従兄弟が結婚したこともあって、両親の間は結婚話で持ちきりだ。このことは、まだ18歳の私にとっても、苦痛でしかなかった。


結婚?……私には、無理でしかない。


母はアラサーの兄に、期待に満ちた目を向ける。


「隆もそろそろかしら」


兄は、スマホのゲームをしながら、煩そうに「結婚する相手がいない」と言う。それを聞いた父は、唐突に、かつ冗談混じりに、こう問いかけた。


「隆は、まさかLGBTのGじゃないよな?」


その瞬間、兄は眉間にシワを寄せて、不愉快そうな顔つきになる。「ちげーよ、変なこと言うなよ」と吐き捨てた兄の顔は、軽蔑に満ちていた。

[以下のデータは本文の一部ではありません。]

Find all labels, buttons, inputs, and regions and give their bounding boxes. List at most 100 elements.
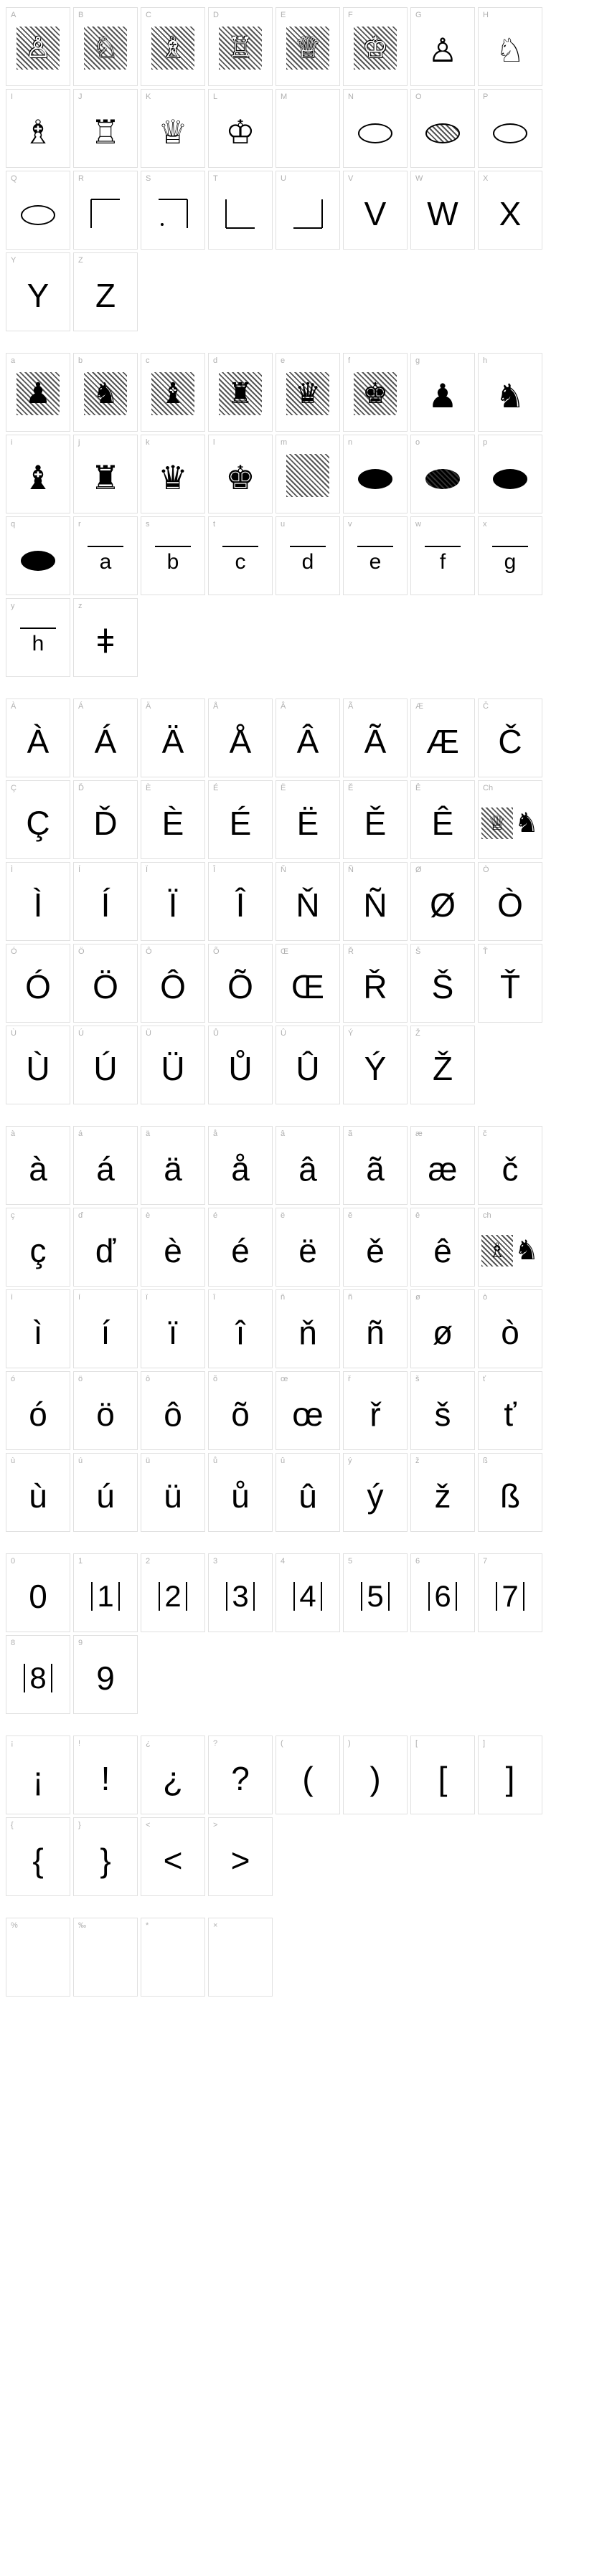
cell-label: X [483, 174, 488, 183]
cell-label: v [348, 520, 352, 529]
glyph-cell: j♜ [73, 435, 138, 513]
glyph-cell: C♗ [141, 7, 205, 86]
glyph-cell: œœ [276, 1371, 340, 1450]
glyph-cell: ůů [208, 1453, 273, 1532]
glyph-cell: g♟ [410, 353, 475, 432]
cell-glyph: Z [95, 279, 116, 312]
cell-label: é [213, 1211, 217, 1220]
cell-label: Ü [146, 1029, 151, 1038]
cell-label: Ç [11, 784, 17, 792]
glyph-cell: xg [478, 516, 542, 595]
cell-label: ? [213, 1739, 217, 1748]
glyph-cell: ÓÓ [6, 944, 70, 1023]
cell-label: N [348, 93, 354, 101]
cell-glyph: á [96, 1152, 115, 1185]
cell-glyph: ? [231, 1762, 250, 1795]
cell-glyph [358, 461, 392, 494]
cell-glyph: f [425, 546, 461, 573]
glyph-cell: ìì [6, 1289, 70, 1368]
cell-label: p [483, 438, 487, 447]
cell-label: 8 [11, 1639, 15, 1647]
cell-label: Ch [483, 784, 493, 792]
glyph-cell: ÂÂ [276, 699, 340, 777]
glyph-cell: ŘŘ [343, 944, 408, 1023]
cell-label: Œ [281, 947, 288, 956]
glyph-cell: ÚÚ [73, 1026, 138, 1104]
cell-glyph: Ď [93, 807, 117, 840]
glyph-cell: ve [343, 516, 408, 595]
cell-glyph: a [88, 546, 123, 573]
cell-glyph: ♙ [428, 34, 457, 67]
glyph-cell: (( [276, 1736, 340, 1814]
glyph-cell: WW [410, 171, 475, 250]
glyph-cell: ŒŒ [276, 944, 340, 1023]
glyph-cell: )) [343, 1736, 408, 1814]
cell-label: Ď [78, 784, 84, 792]
cell-glyph: ♔ [225, 115, 255, 148]
glyph-cell: A♙ [6, 7, 70, 86]
cell-label: o [415, 438, 420, 447]
cell-label: É [213, 784, 218, 792]
glyph-cell: L♔ [208, 89, 273, 168]
glyph-cell: b♞ [73, 353, 138, 432]
cell-glyph: Ň [296, 889, 319, 922]
cell-label: Č [483, 702, 489, 711]
cell-label: Ô [146, 947, 152, 956]
cell-glyph: Ä [162, 725, 184, 758]
cell-glyph: ♕ [158, 115, 187, 148]
cell-label: č [483, 1130, 487, 1138]
cell-label: Ů [213, 1029, 219, 1038]
cell-glyph: Œ [291, 970, 324, 1003]
cell-label: [ [415, 1739, 418, 1748]
cell-label: Y [11, 256, 16, 265]
cell-label: e [281, 356, 285, 365]
glyph-cell: Q [6, 171, 70, 250]
glyph-cell: ÙÙ [6, 1026, 70, 1104]
glyph-cell: 44 [276, 1553, 340, 1632]
cell-label: ö [78, 1375, 83, 1383]
glyph-cell: ĎĎ [73, 780, 138, 859]
cell-label: ! [78, 1739, 80, 1748]
cell-glyph: Å [230, 725, 252, 758]
cell-glyph: ♕ [286, 27, 329, 75]
glyph-cell: D♖ [208, 7, 273, 86]
cell-label: ř [348, 1375, 351, 1383]
cell-glyph: ♚ [225, 461, 255, 494]
cell-label: Ê [415, 784, 420, 792]
cell-label: ü [146, 1457, 150, 1465]
cell-label: å [213, 1130, 217, 1138]
glyph-cell: áá [73, 1126, 138, 1205]
cell-label: u [281, 520, 285, 529]
cell-label: ď [78, 1211, 83, 1220]
cell-glyph: Ï [169, 889, 178, 922]
cell-glyph: Y [27, 279, 50, 312]
cell-label: H [483, 11, 489, 19]
cell-label: t [213, 520, 215, 529]
cell-label: q [11, 520, 15, 529]
cell-label: a [11, 356, 15, 365]
cell-glyph: è [164, 1234, 182, 1267]
cell-glyph: ô [164, 1398, 182, 1431]
cell-glyph: õ [231, 1398, 250, 1431]
cell-label: % [11, 1921, 18, 1930]
glyph-cell: ØØ [410, 862, 475, 941]
cell-label: ô [146, 1375, 150, 1383]
glyph-cell: ÝÝ [343, 1026, 408, 1104]
cell-label: ï [146, 1293, 148, 1302]
cell-label: Í [78, 866, 80, 874]
cell-glyph [493, 461, 527, 494]
cell-label: Î [213, 866, 215, 874]
cell-glyph [21, 197, 55, 230]
glyph-cell: ŠŠ [410, 944, 475, 1023]
glyph-cell: S [141, 171, 205, 250]
cell-label: r [78, 520, 81, 529]
cell-label: G [415, 11, 422, 19]
glyph-cell: öö [73, 1371, 138, 1450]
glyph-cell: ¡¡ [6, 1736, 70, 1814]
cell-glyph: ♝ [23, 461, 52, 494]
glyph-cell: R [73, 171, 138, 250]
cell-label: Q [11, 174, 17, 183]
glyph-cell: B♘ [73, 7, 138, 86]
cell-label: ß [483, 1457, 488, 1465]
cell-glyph: Ë [297, 807, 319, 840]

ズキッ。胸に走る鈍い痛みは、心臓まで到達して、私をリビングから「逃げ出せ」と指示する。私は、手の震えをごまかしながら、それに従った。「夏実は、まだ先のことだな」「いや、案外直ぐかもしれないわよ」……両親の声が、遠ざかっていく。


私が、もし本当のことを言ったら……笑われたり、侮蔑されたり、するのかな。


だって、私は……。


「L」かもしれないんだよ。


心のなかで、呟いた声は、誰にも知られず消えていく。息苦しくて、消えてしまいたくて、気づいたら私は、布団のなかで泣いていた。